In this sequel "22 Jump Street", Schmidt (Jonah Hill) and Jenko (Channing Tatum) were sent undercover to college this time with the mission of uncovering the truth about the death of a coed involved with a new party drug called "Whyphy".
As the investigation of the case got underway, Jenko meets a kindred spirit in Zook (Wyatt Russell), a frat jock who thought and acted exactly like Jenko did. Even as Schmidt hooks up with a pretty art major named Maya (Amber Stevens), he is majorly distressed that Jenko is getting more and more into his fraternity bros and his football and was steadily drifting away from their partnership.
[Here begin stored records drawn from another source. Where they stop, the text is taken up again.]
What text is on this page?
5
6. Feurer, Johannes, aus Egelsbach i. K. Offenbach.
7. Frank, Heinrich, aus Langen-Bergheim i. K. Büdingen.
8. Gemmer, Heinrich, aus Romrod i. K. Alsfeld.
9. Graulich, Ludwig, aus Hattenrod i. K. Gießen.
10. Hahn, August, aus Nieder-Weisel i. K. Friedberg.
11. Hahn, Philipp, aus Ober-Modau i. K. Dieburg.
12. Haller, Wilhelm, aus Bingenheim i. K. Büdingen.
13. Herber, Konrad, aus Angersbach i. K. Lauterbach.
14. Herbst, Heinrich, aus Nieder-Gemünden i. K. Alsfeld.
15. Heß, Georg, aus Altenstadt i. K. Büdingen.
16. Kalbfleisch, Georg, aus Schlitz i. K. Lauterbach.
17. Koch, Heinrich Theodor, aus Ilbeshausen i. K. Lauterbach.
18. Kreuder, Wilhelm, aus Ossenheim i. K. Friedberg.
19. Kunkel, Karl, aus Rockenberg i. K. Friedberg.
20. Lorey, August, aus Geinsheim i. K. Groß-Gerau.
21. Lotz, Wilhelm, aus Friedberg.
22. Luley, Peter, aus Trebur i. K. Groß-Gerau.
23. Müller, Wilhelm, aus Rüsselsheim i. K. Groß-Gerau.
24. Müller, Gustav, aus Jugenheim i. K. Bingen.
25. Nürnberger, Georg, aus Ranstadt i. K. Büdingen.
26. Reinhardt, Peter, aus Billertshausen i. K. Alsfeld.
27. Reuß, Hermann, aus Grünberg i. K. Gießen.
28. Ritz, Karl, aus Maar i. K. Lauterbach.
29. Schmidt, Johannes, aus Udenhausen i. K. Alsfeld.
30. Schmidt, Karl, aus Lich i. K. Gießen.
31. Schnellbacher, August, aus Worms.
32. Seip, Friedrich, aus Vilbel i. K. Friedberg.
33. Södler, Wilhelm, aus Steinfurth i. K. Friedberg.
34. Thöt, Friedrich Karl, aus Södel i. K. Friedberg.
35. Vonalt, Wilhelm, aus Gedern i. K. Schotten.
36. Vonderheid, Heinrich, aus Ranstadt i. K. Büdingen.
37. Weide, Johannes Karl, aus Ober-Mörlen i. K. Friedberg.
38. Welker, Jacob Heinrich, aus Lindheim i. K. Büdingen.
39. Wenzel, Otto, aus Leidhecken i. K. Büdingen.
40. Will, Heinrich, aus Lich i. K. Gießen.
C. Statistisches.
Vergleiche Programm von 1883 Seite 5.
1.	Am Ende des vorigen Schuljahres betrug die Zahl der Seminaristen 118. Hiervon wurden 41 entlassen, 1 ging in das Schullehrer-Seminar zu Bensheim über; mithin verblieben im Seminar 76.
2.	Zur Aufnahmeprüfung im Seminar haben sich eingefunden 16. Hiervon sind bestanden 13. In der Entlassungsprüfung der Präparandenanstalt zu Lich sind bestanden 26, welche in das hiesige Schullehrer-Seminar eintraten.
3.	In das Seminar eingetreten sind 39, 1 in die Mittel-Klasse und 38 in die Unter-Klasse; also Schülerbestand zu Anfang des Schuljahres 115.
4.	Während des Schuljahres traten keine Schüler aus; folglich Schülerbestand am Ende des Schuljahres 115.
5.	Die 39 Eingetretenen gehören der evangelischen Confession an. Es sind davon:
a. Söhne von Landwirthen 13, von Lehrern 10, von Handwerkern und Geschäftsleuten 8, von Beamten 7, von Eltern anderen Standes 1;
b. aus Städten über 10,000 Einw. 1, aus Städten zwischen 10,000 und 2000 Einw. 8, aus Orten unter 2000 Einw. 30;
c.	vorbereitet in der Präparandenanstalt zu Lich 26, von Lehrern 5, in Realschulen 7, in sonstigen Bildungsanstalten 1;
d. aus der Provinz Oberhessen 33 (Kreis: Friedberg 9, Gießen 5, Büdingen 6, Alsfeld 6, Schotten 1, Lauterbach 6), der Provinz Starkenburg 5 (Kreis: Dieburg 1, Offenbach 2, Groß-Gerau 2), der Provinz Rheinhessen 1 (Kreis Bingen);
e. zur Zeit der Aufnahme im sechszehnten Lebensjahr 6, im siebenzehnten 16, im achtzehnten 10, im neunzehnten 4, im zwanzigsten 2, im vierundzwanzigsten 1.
Action peaks in a wild spring break party on the beach where the "Whyphy" gang threatens to spread the drug big time to more college students. Schimdt and Jenko have to get their acts together in time to prevent that from happening and apprehend the drug fiends.
Again as with the first film, Jonah Hill and Channing Tatum throw all shame to the wind and go all out in going for the laughs. Their chemistry together works as well now as it worked back then. The uncomfortably squirmy scene where Schmidt and Jenko are in session with a shrink is particularly hilarious.
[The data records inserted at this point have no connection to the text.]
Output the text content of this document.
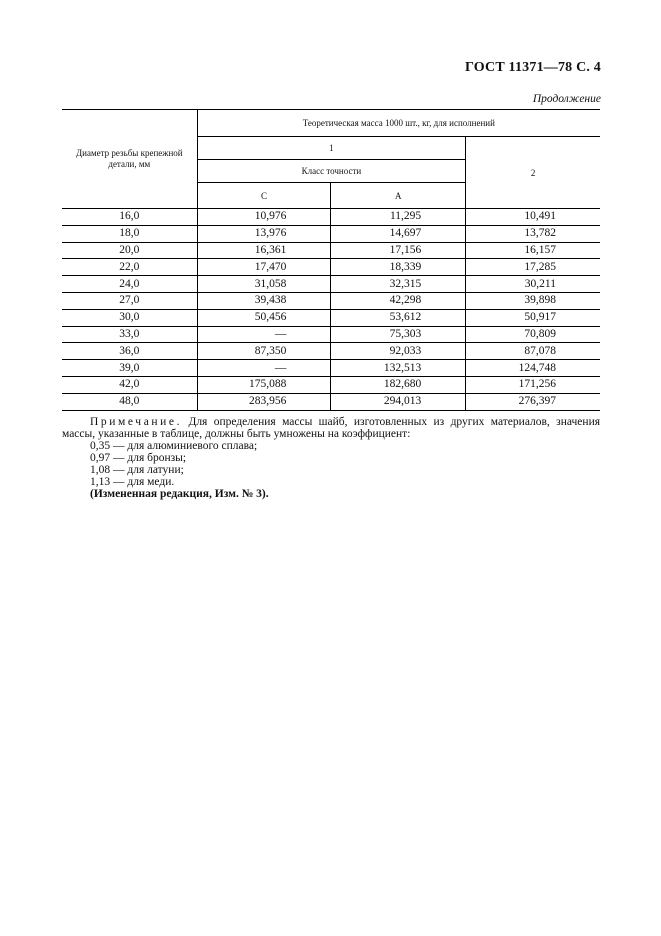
ГОСТ 11371—78 С. 4
Продолжение
Диаметр резьбы крепежной детали, мм	Теоретическая масса 1000 шт., кг, для исполнений		
	1		2
	Класс точности		
	С	А	

16,0	10,976	11,295	10,491
18,0	13,976	14,697	13,782
20,0	16,361	17,156	16,157
22,0	17,470	18,339	17,285
24,0	31,058	32,315	30,211
27,0	39,438	42,298	39,898
30,0	50,456	53,612	50,917
33,0	—	75,303	70,809
36,0	87,350	92,033	87,078
39,0	—	132,513	124,748
42,0	175,088	182,680	171,256
48,0	283,956	294,013	276,397

Примечание. Для определения массы шайб, изготовленных из других материалов, значения массы, указанные в таблице, должны быть умножены на коэффициент:

0,35 — для алюминиевого сплава;

0,97 — для бронзы;

1,08 — для латуни;

1,13 — для меди.

(Измененная редакция, Изм. № 3).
Hill acts as he usually acts as the dorky misfit. He really can't go wrong with that funny face of his. He has a natural talent for physical comedy. But it was Tatum who steps up more in this sequel as he fearlessly makes fun of his "him-bo" image. Tatum's athletic skills are also highlighted in many exciting scenes. Ice Cube steals his scenes as their ill-tempered foul- mouthed boss, Captain Dickon. He would even figure in what I thought was the most jaw-droppingly awkward and outright laugh-out-loud moment of the film.
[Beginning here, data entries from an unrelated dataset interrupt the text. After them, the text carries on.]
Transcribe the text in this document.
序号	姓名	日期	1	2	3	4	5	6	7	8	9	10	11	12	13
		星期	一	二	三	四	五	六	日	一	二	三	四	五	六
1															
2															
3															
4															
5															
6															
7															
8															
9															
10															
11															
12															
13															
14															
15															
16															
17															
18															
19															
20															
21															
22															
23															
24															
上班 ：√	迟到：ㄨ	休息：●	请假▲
The humor of this film is very shallow and can even be offensive for some people, but truth to tell, it is really very funny. If you don't mind the mile-a-minute profanity-laden script with heavy sexual or drug- themes, you will be laughing from start to finish with the misfortunes and misadventures of Schmidt and Jenko. The laughs carry on all the way up to the closing credits where they mock their own possible future sequels in a montage that is a must-see in itself. 8/10.